C’est justement ce dernier point qui coince, selon les deux défenseurs du logiciel Libre, qui ne décolèrent de voir le concept d’ouverture vidé de son sens dans la second mouture du document... pour finalement ne plus avoir de valeur concrète, déclare Stéphane Fermigier. Le document définit en effet l’ouverture comme émanant de “la volonté d’une personne, d’organisations ou d’autres membres d’une communauté d’intérêt de partager la connaissance et de stimuler les débats à l’intérieur de cette même communauté d’intérêt [..]”

Pire, explique-t-il.  Si l’on en croit la version 2.0, les standards ouverts ne sont  plus une condition à d’intéropérabilité. Le texte en brouillon dit en effet : “Bien qu’il y ait une corrélation entre ouverture et intéropérabilité, il est également vrai que cette intéropérabilité peut être obtenue sans l’ouverture, par exemple, dans l’homogénéité des SI, qui impliquent que tous les partenaires utilisent, ou s’accordent à utiliser la même solution pour implémenter un service public européen”.
En gros, la version 2.0 de EIF noie le concept d’intéropérabilité reposant sur un standard ouvert dans celui du standard d’usage. Par exemple, un format est considéré comme interopérable si les agences peuvent lire, éditer et échanger - notamment - le même format de fichier, même si celui-ci n’est pas ouvert. Un format propriétaire est, selon la nouvelle définition, un standard d’intéropérabilité. “L’intéropérabilité ne repose plus sur des standards ouverts, commente Stéfane Fermigier, qui ajoute que cette version 2.0 EIF autorise également les brevets logiciels et la collecte de royalties, excluant d’entrée les créateurs de logiciels Open Source.  Une véritable inquiétude pour lui qui voit en cela une mise sur la touche de la communauté du libre.

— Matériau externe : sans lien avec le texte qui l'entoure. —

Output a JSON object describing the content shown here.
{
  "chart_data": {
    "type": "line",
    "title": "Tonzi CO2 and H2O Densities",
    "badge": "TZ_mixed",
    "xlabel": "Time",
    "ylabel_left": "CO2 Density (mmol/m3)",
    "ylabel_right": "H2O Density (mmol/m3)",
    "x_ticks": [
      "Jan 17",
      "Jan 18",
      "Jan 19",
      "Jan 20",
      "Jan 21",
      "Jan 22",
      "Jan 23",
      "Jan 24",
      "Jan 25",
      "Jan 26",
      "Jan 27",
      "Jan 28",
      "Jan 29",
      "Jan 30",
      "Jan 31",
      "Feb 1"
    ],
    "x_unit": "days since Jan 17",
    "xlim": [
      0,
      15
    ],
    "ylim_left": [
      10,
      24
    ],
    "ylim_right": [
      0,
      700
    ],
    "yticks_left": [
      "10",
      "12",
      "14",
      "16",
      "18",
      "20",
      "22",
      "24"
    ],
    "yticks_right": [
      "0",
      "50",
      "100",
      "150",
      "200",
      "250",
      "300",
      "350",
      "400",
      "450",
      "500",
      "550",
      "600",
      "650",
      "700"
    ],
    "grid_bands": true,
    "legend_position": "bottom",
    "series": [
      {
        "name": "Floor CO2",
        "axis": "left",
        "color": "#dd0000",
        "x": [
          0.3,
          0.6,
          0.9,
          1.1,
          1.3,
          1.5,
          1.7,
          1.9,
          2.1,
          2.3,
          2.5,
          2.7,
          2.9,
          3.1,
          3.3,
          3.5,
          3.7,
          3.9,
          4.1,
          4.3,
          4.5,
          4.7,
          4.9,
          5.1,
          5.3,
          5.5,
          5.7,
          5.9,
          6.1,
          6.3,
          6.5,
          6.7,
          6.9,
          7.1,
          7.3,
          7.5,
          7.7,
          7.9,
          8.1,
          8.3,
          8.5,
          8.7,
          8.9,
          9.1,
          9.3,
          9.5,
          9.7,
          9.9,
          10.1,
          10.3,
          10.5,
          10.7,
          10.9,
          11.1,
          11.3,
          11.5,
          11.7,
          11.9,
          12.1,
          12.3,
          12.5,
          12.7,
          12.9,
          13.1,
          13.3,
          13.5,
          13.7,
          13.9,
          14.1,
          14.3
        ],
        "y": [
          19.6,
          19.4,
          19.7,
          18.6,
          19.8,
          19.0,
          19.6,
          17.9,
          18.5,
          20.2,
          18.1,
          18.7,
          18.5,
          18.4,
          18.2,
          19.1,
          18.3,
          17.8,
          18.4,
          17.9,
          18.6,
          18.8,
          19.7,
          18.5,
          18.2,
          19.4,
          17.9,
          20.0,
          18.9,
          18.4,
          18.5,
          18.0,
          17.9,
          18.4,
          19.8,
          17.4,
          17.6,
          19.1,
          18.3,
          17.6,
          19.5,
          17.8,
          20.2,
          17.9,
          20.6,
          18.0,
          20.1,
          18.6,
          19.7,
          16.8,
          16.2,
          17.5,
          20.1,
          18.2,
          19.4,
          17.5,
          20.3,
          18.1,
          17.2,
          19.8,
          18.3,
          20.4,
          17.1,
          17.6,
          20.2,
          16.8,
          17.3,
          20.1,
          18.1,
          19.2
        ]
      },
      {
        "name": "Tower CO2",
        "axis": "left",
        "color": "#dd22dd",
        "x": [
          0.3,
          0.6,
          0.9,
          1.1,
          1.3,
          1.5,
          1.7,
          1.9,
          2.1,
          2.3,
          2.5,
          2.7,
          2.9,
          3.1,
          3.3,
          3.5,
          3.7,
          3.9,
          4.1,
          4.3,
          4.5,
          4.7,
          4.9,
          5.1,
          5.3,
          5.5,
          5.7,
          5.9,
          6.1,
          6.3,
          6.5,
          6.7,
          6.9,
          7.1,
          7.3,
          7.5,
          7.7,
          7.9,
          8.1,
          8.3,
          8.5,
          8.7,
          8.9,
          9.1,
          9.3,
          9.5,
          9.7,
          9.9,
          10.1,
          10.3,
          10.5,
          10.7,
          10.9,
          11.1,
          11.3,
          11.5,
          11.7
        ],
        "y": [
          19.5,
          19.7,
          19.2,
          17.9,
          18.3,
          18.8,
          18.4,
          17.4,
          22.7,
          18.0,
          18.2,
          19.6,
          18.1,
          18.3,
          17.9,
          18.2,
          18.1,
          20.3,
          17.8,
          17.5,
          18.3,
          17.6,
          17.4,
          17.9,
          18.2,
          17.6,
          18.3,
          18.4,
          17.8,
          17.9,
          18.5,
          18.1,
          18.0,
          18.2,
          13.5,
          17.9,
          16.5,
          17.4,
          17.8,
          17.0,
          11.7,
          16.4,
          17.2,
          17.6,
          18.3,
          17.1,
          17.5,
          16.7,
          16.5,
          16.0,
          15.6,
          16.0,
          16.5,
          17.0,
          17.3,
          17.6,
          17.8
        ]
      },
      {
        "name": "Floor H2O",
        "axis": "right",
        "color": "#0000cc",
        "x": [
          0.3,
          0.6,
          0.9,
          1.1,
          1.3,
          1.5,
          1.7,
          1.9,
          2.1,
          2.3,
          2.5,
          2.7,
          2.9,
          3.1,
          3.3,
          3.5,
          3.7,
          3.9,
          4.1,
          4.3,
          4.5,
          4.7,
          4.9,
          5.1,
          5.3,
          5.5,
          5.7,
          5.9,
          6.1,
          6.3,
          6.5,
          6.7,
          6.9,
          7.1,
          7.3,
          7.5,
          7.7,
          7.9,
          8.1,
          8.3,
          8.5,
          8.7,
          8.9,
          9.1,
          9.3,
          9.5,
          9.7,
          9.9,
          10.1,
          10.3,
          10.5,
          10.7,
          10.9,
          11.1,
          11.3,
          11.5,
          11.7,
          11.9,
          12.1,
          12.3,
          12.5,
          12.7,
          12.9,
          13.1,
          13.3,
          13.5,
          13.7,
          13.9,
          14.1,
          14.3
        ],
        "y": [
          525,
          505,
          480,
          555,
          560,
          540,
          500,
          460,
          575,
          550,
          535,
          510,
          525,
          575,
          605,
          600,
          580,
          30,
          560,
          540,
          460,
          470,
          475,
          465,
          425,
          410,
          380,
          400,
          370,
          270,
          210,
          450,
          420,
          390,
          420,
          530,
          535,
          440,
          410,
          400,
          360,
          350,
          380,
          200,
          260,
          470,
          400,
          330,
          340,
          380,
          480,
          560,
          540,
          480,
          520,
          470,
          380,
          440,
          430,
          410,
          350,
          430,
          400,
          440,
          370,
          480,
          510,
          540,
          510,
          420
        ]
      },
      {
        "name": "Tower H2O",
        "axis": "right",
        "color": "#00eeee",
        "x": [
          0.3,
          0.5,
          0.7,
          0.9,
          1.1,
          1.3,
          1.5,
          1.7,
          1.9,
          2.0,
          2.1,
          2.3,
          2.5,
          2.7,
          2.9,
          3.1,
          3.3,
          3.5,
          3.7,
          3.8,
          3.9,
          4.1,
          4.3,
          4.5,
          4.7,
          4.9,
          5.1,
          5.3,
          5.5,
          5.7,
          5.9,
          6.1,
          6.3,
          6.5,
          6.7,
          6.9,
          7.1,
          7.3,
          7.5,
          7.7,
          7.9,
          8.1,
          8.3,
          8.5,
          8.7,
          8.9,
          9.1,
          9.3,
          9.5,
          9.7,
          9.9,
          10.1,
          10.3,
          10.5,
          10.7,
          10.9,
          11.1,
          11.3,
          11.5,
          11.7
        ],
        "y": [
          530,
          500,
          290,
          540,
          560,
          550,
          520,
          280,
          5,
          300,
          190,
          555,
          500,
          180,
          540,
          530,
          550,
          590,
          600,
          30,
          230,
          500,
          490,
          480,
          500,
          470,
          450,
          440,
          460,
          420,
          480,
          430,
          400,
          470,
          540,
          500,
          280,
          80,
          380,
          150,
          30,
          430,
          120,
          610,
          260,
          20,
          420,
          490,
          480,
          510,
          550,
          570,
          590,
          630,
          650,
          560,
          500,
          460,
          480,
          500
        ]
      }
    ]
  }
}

Le pire est que cette nouvelle rédaction de l'EIF (officiellement au stade du brouillon) a été révélée par une fuite au sein de la Commission européenne, et non pas par un processus transparent, explique-t-il. Tout en racontant que le parcours de cette version 2.0 a été semé d’ambuches. “En 2007, un rapport du Gartner [commandité par l’IDABC pour ses recommandations sur le sujet, NDLR ] avait déjà provoqué la polémique, notamment autour d’un flou artistique sur les standards. Comme en témoigne la réponse de l’Aful à la suite de ces mêmes recommandations du cabinet d’analystes.

Pour Stéfane Fermigier, ce “désastre” est l’oeuvre d’opérations de lobbying orchestrés par des industriels comme Microsoft qui “depuis la version 1.0 de EIF essaient de s’attaquer à cette définition”. Il rappelle également comment Microsoft avait baillonné le RGI (Référentiel Général d’intéropérabilité) en France.

Cette lettre ouverte, adressée à Siim Kallas, commissaire chargé de l’administration, de l’audit et de la lutte antifraude, et à Garcia Moran, directeur général de DIGIT (direction générale l’informatique) de la Commission européenne, vise à provoquer un mouvement de protestation d’une telle ampleur qu’il débouche sur une ré-écriture du texte de la version 2.0. Une tâche ardue car, si le document est encore un brouillon, les modifications encore opérées aujourd’hui sont de l’ordre de la forme. Le fond a semble-t-il été validé et la date de finalisation est probablement imminente. L’heure est donc à l’épreuve de force.